Sauvageot. — Oui dà ! et si le mari est une bête, la femme deviendra-t-elle un quadrupède !
Plataristote. — Point de meilleur apprentissage qu’une mauvaise femme ; elle vous apprend à souffrir chrétiennement les injures de vos ennemis.
Sauvageot. — Recette pour les poltrons !
Plataristote. — De toutes les vertus féminines, la reine, c’est la chasteté.
Sauvageot. — Je suis bien aise de le savoir.
Plataristote. — Un mari qui ne cesse pas de satisfaire et d’irriter la concupiscence conjugale, lui donne exemple et leçon, pour qu’elle marche avec d’autres dans la même carrière.
Sauvageot. — J’attendais celle-là.
(Le philosophe se cogne la tête contre un mur.)
Plataristote. — Erreur impardonnable qui vient de tarir la source des proverbes et des sentences qui jaillissait de mon fertile front !

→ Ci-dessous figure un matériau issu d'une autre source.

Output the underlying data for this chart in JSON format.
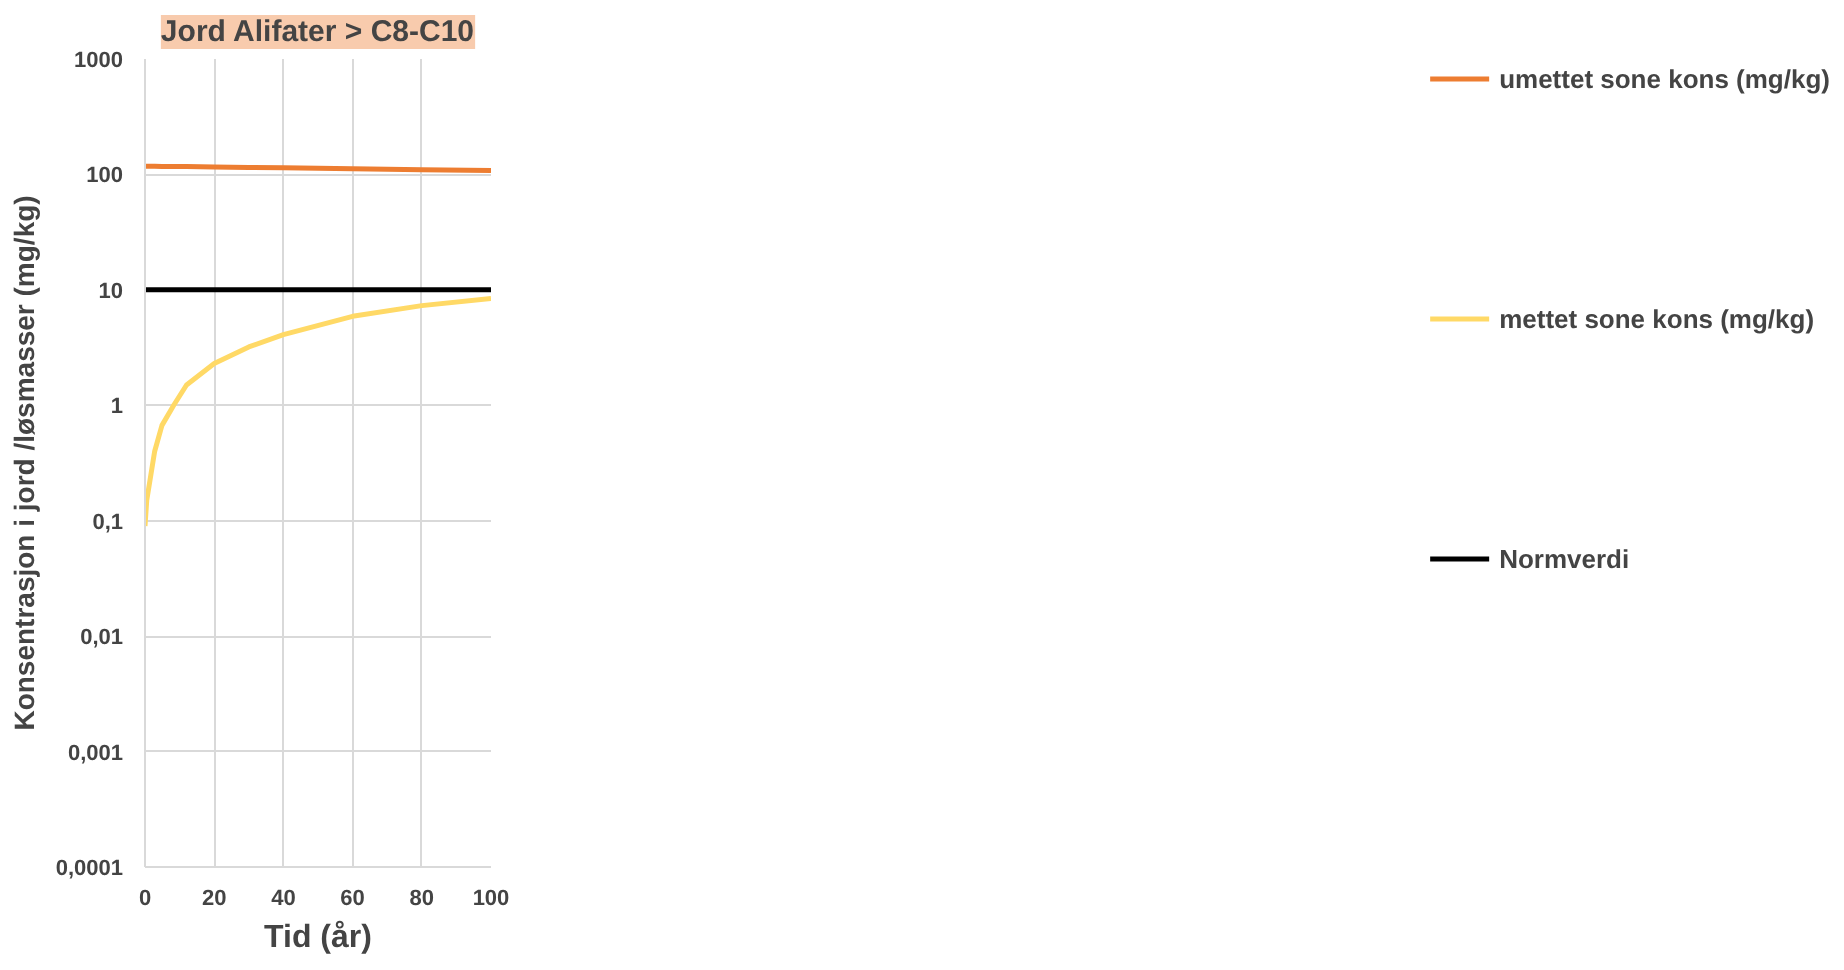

Sauvageot. — Mon vénérable maître, s’il vous plaisait de me confier à l’avenir tant vos devoirs conjugaux que la surveillance de vos facultés ambulatoires, je me tirerais de là, je crois, un peu mieux que vous.
Plataristote. — Je te remercie de ton dévouement parfait, etc., etc.
Pendant que la femme du philosophe le trompe, une courtisane, nommée Tullia, s’apprête à plumer un marchand siennois, dont elle rencontre la servante.
Méa. — Quelle est cette femme qui marche la tête si bien encapuchonnée ?
Tullia. — Tu ne me reconnais pas !
Méa. — C’est toi ou bien ton fantôme.
Tullia. — À la bonne heure.
Méa. — Et d’où viens-tu ? où vas-tu ? comment vas-tu ?
Tullia. — Je viens de chez un amant, je vais chez un autre, et j’en attends un troisième.
Méa. — Heureuses que vous êtes, vous autres !
Tullia. — Et toi, que fais-tu maintenant, et d’où viens-tu ?
Méa. — L’amour quand je puis, et je suis servante d’un riche joaillier de Pérouse qui demeure chez la Betta.
Tullia. — Y a-t-il long-temps qu’il est ici ?
Méa. — L’avarice qui le tient aux cheveux, l’a fait venir dans l’espoir d’y vendre ses joyaux ; il a une belle petite boursette pleine de florins tout étincelans, tout fumans, tout appétissans.